Virando-se na cama, devorou com os olhos o corpo da mulher que dormia serenamente ao seu lado. Sorriu.

A pele negra, brilhante e macia, os lábios grossos, os cabelos ondulados - e cacheados nas pontas - espalhados sobre o travesseiro. E uma expressão, claro, de satisfação, que Lena partilhava.

Ambas estavam completamente nuas e por um segundo ela se imaginou acordando a outra ao lhe tomar o bico dos seios com a boca. Eram fartos, firmes, convidativos.

Correu os olhos pelo resto do corpo, mais uma vez, com medo de que o desejo que imprimia naquele olhar pudesse queimar a pele dela. Longas pernas, coxas torneadas e glúteos perfeitos.

Sim, a queria de novo. Seu corpo mal podia ser mantido longe do dela.

Ficou algum tempo tentando recordar o nome daquela mulher. Sorriu de novo. Não se lembrou da ocasião em que ela tinha se apresentado, na noite anterior, mas do momento em que a própria Lena deixara seu nome escapar entre os lábios, já de madrugada, ardendo de prazer.

Tannia se mexeu sobre a cama, resmungando alguma coisa, sem realmente despertar. E Lena suspirou tristemente. Não poderia se deixar levar.

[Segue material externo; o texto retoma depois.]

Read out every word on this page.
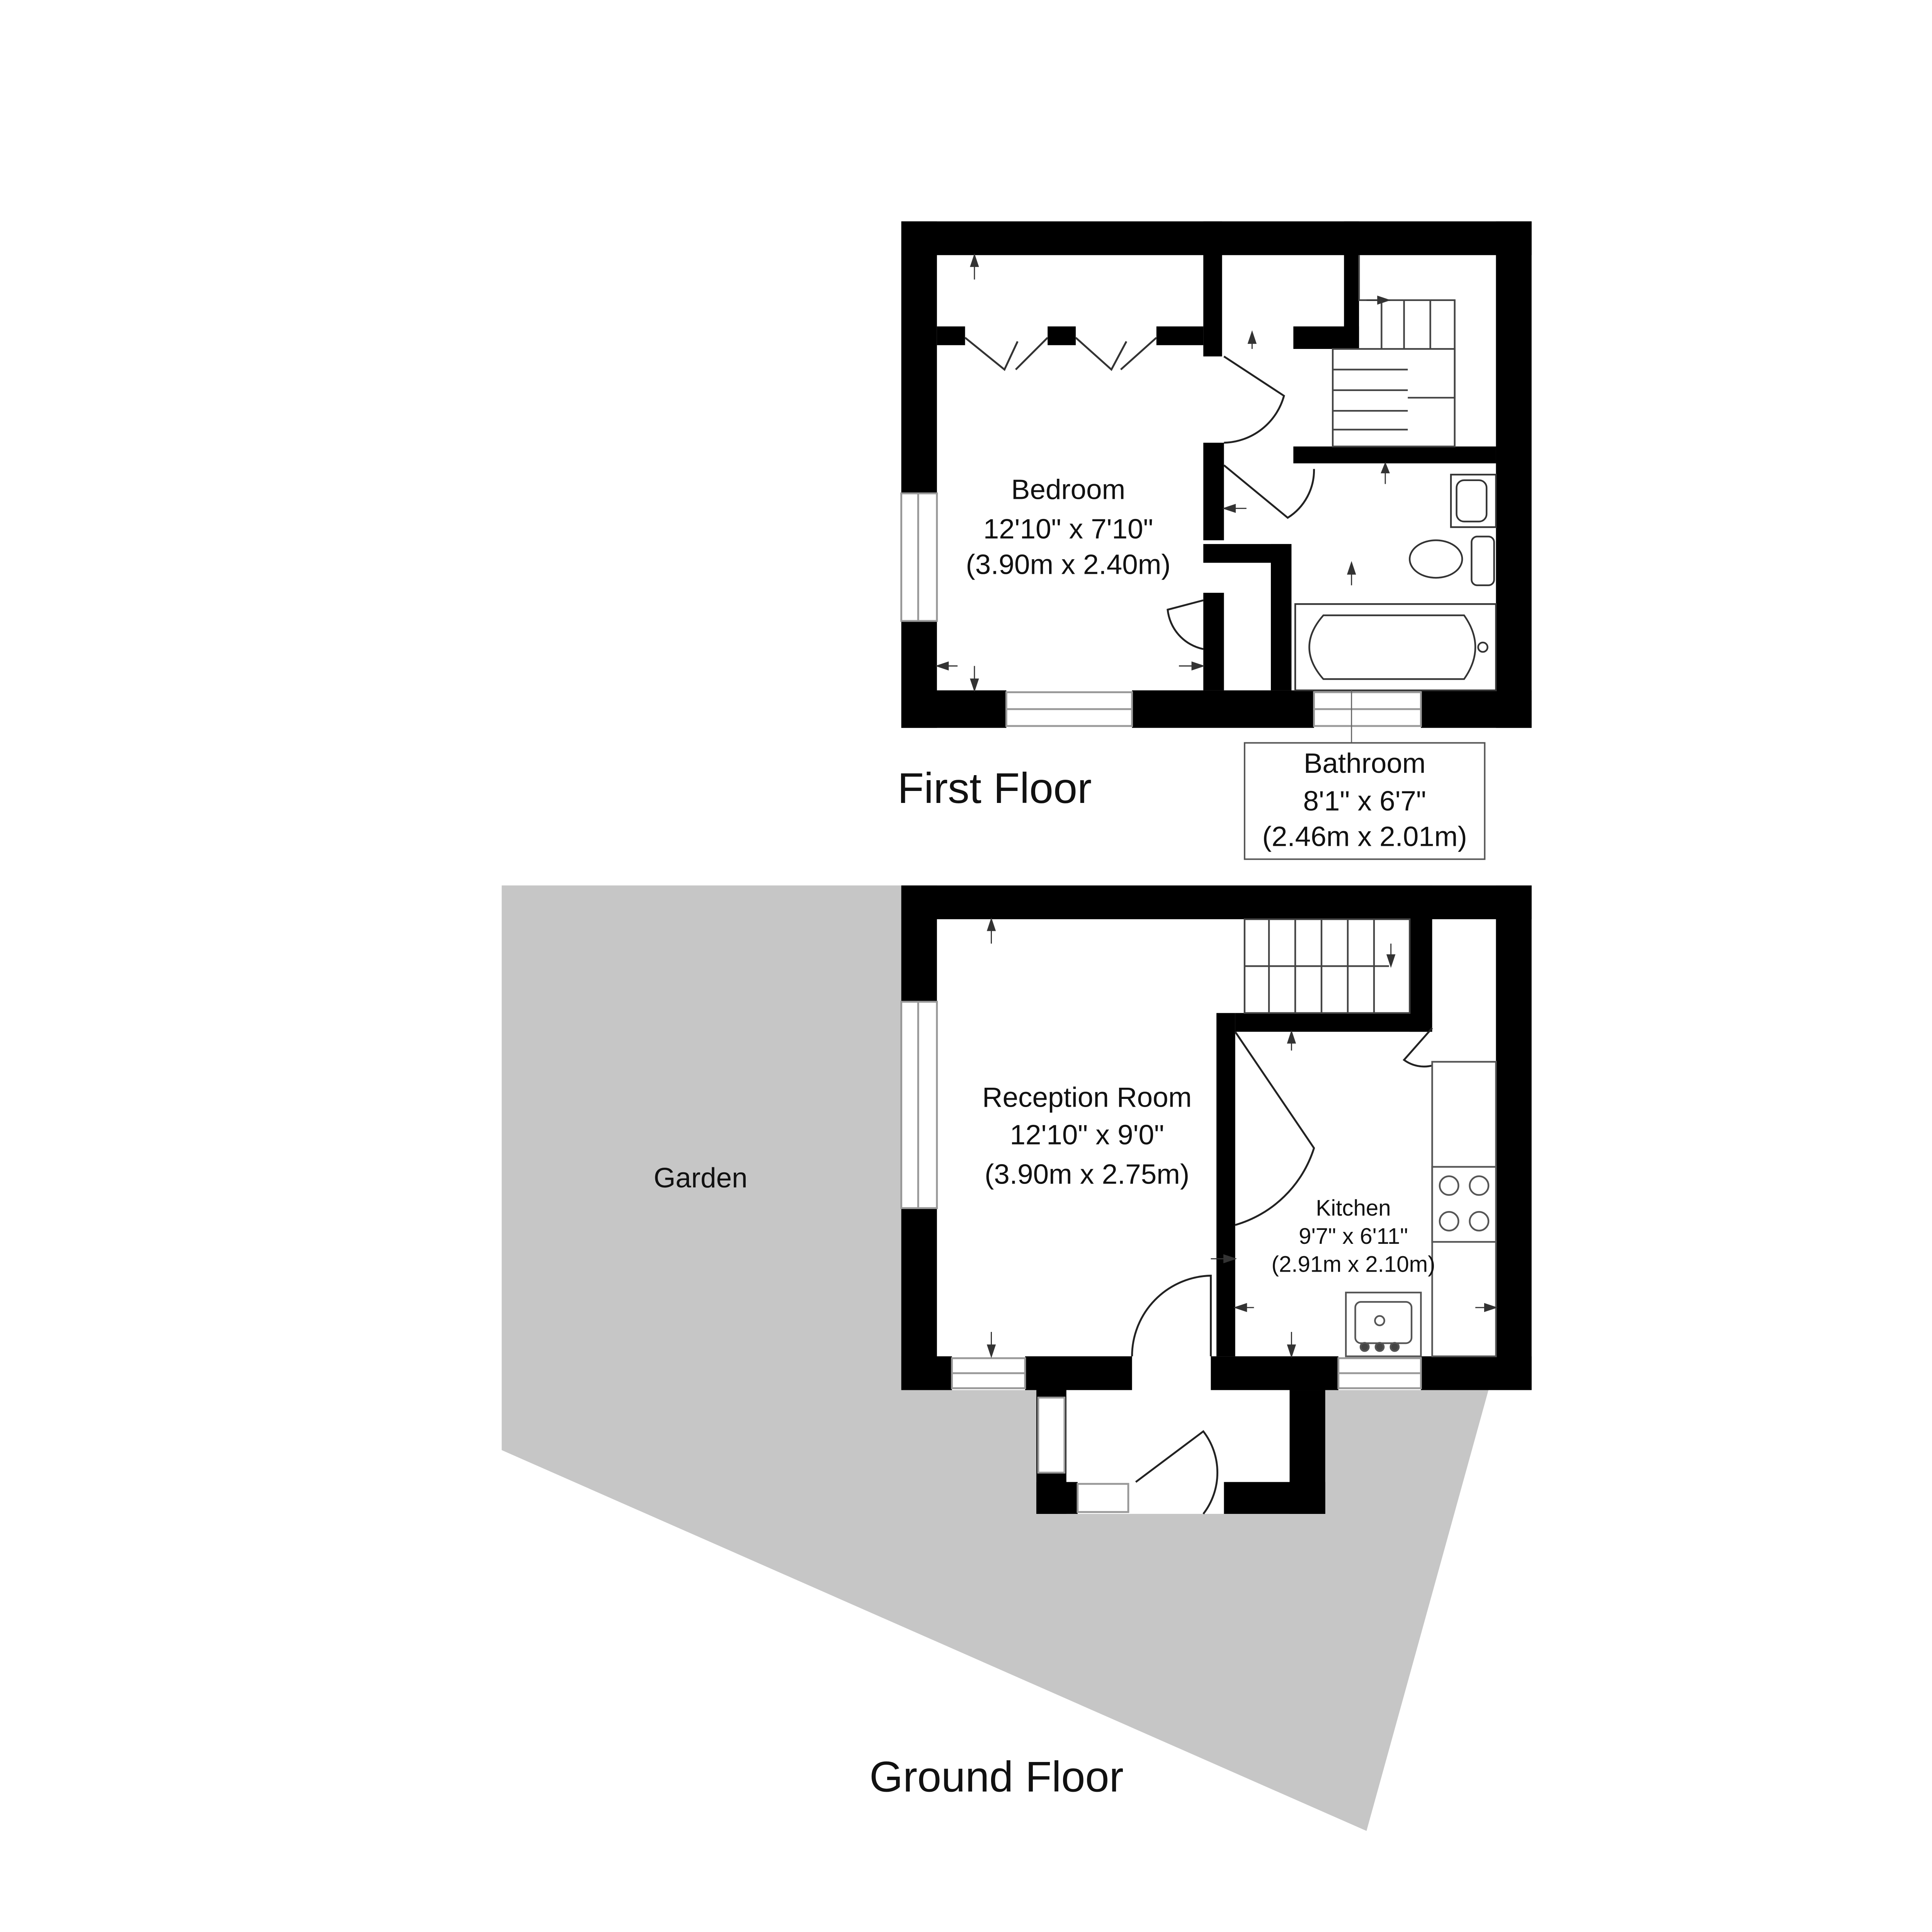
Bedroom
12'10" x 7'10"
(3.90m x 2.40m)
Bathroom
8'1" x 6'7"
(2.46m x 2.01m)
First Floor
Garden
Reception Room
12'10" x 9'0"
(3.90m x 2.75m)
Kitchen
9'7" x 6'11"
(2.91m x 2.10m)
Ground Floor
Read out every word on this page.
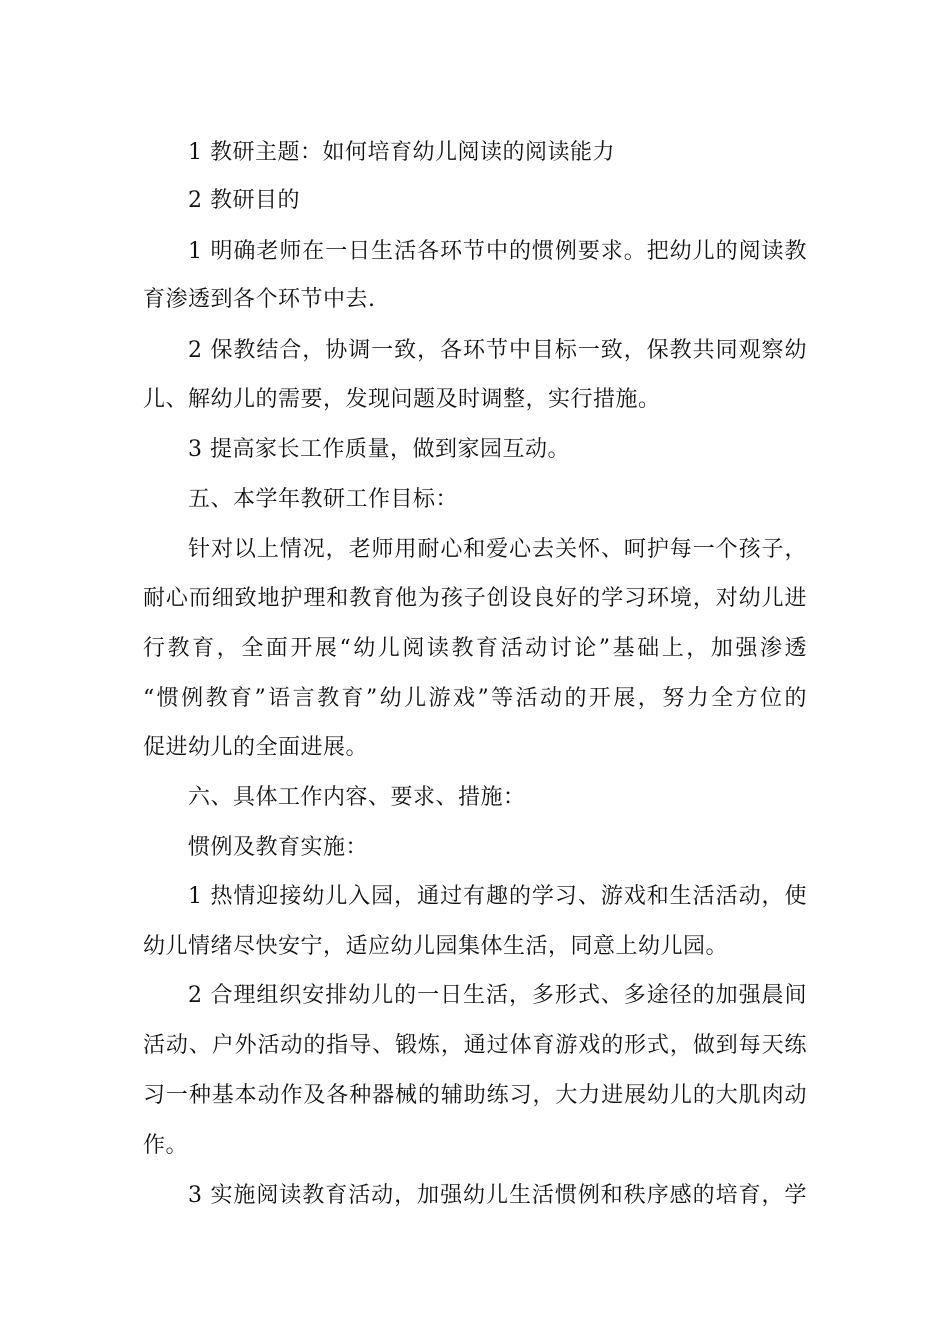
1 教研主题：如何培育幼儿阅读的阅读能力
2 教研目的
1 明确老师在一日生活各环节中的惯例要求。把幼儿的阅读教
育渗透到各个环节中去.
2 保教结合，协调一致，各环节中目标一致，保教共同观察幼
儿、解幼儿的需要，发现问题及时调整，实行措施。
3 提高家长工作质量，做到家园互动。
五、本学年教研工作目标：
针对以上情况，老师用耐心和爱心去关怀、呵护每一个孩子，
耐心而细致地护理和教育他为孩子创设良好的学习环境，对幼儿进
行教育，全面开展“幼儿阅读教育活动讨论”基础上，加强渗透
“惯例教育”语言教育”幼儿游戏”等活动的开展，努力全方位的
促进幼儿的全面进展。
六、具体工作内容、要求、措施：
惯例及教育实施：
1 热情迎接幼儿入园，通过有趣的学习、游戏和生活活动，使
幼儿情绪尽快安宁，适应幼儿园集体生活，同意上幼儿园。
2 合理组织安排幼儿的一日生活，多形式、多途径的加强晨间
活动、户外活动的指导、锻炼，通过体育游戏的形式，做到每天练
习一种基本动作及各种器械的辅助练习，大力进展幼儿的大肌肉动
作。
3 实施阅读教育活动，加强幼儿生活惯例和秩序感的培育，学
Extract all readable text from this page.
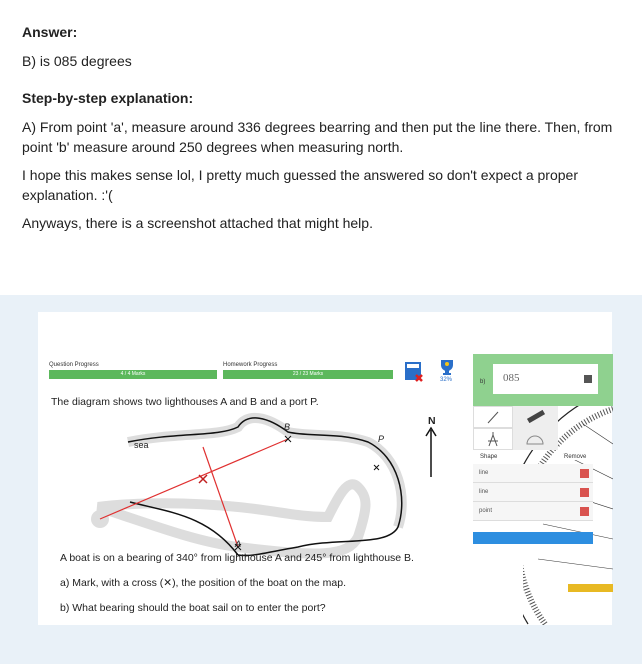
Answer:

B) is 085 degrees

Step-by-step explanation:

A) From point 'a', measure around 336 degrees bearring and then put the line there. Then, from point 'b' measure around 250 degrees when measuring north.

I hope this makes sense lol, I pretty much guessed the answered so don't expect a proper explanation. :'(

Anyways, there is a screenshot attached that might help.

Question Progress
4 / 4 Marks
Homework Progress
23 / 23 Marks
32%
The diagram shows two lighthouses A and B and a port P.
N
sea
B
P
A
A boat is on a bearing of 340° from lighthouse A and 245° from lighthouse B.
a) Mark, with a cross (✕), the position of the boat on the map.
b) What bearing should the boat sail on to enter the port?
b) 085
Shape	Remove
line
line
point
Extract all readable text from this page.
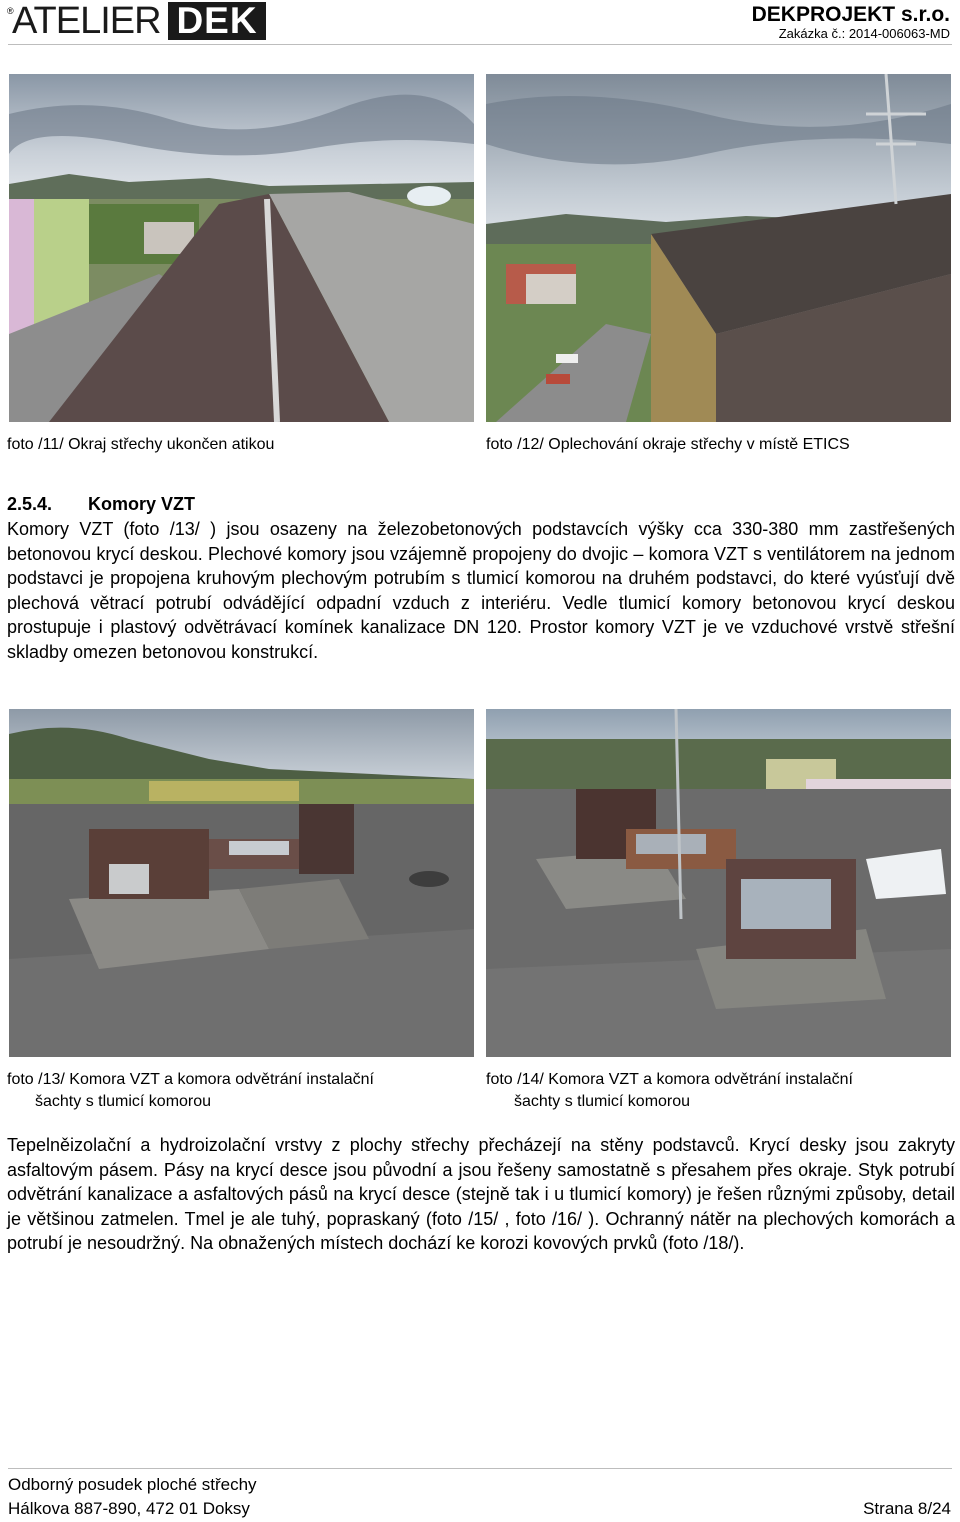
®
ATELIER DEK	DEKPROJEKT s.r.o.
Zakázka č.: 2014-006063-MD
foto /11/ Okraj střechy ukončen atikou	foto /12/ Oplechování okraje střechy v místě ETICS
2.5.4. Komory VZT
Komory VZT (foto /13/ ) jsou osazeny na železobetonových podstavcích výšky cca 330-380 mm zastřešených betonovou krycí deskou. Plechové komory jsou vzájemně propojeny do dvojic – komora VZT s ventilátorem na jednom podstavci je propojena kruhovým plechovým potrubím s tlumicí komorou na druhém podstavci, do které vyúsťují dvě plechová větrací potrubí odvádějící odpadní vzduch z interiéru. Vedle tlumicí komory betonovou krycí deskou prostupuje i plastový odvětrávací komínek kanalizace DN 120. Prostor komory VZT je ve vzduchové vrstvě střešní skladby omezen betonovou konstrukcí.
foto /13/ Komora VZT a komora odvětrání instalační
šachty s tlumicí komorou
foto /14/ Komora VZT a komora odvětrání instalační
šachty s tlumicí komorou
Tepelněizolační a hydroizolační vrstvy z plochy střechy přecházejí na stěny podstavců. Krycí desky jsou zakryty asfaltovým pásem. Pásy na krycí desce jsou původní a jsou řešeny samostatně s přesahem přes okraje. Styk potrubí odvětrání kanalizace a asfaltových pásů na krycí desce (stejně tak i u tlumicí komory) je řešen různými způsoby, detail je většinou zatmelen. Tmel je ale tuhý, popraskaný (foto /15/ , foto /16/ ). Ochranný nátěr na plechových komorách a potrubí je nesoudržný. Na obnažených místech dochází ke korozi kovových prvků (foto /18/).
Odborný posudek ploché střechy
Hálkova 887-890, 472 01 Doksy	Strana 8/24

Em todos aqueles anos aprendera muitas coisas, e uma delas era que por alguma razão a maioria das mulheres achava que sexo matinal significava envolvimento.

Pousou um beijo na maçã do rosto da outra, cuja pele tinha aquela temperatura morna do sono, e se levantou.

Atenta aos sons do quarto, trancou-se no banheiro. Seu refúgio. Quando percebeu que a outra despertara, ligou o chuveiro.

Tinha livros e revistas nas gavetas, pensadamente deixados ali. Precisava de algo com que se distrair para aquele tipo de situação. Tannia bateu à porta timidamente, forçou a maçaneta e a percebeu trancada.

Quando a madrugada era deliciosa como o fora com aquela bela mulher, a manhã era ainda mais tensa que o normal. Algumas mulheres demoravam mais que as outras para perceber que Lena já estava inacessível, sob todos os aspectos.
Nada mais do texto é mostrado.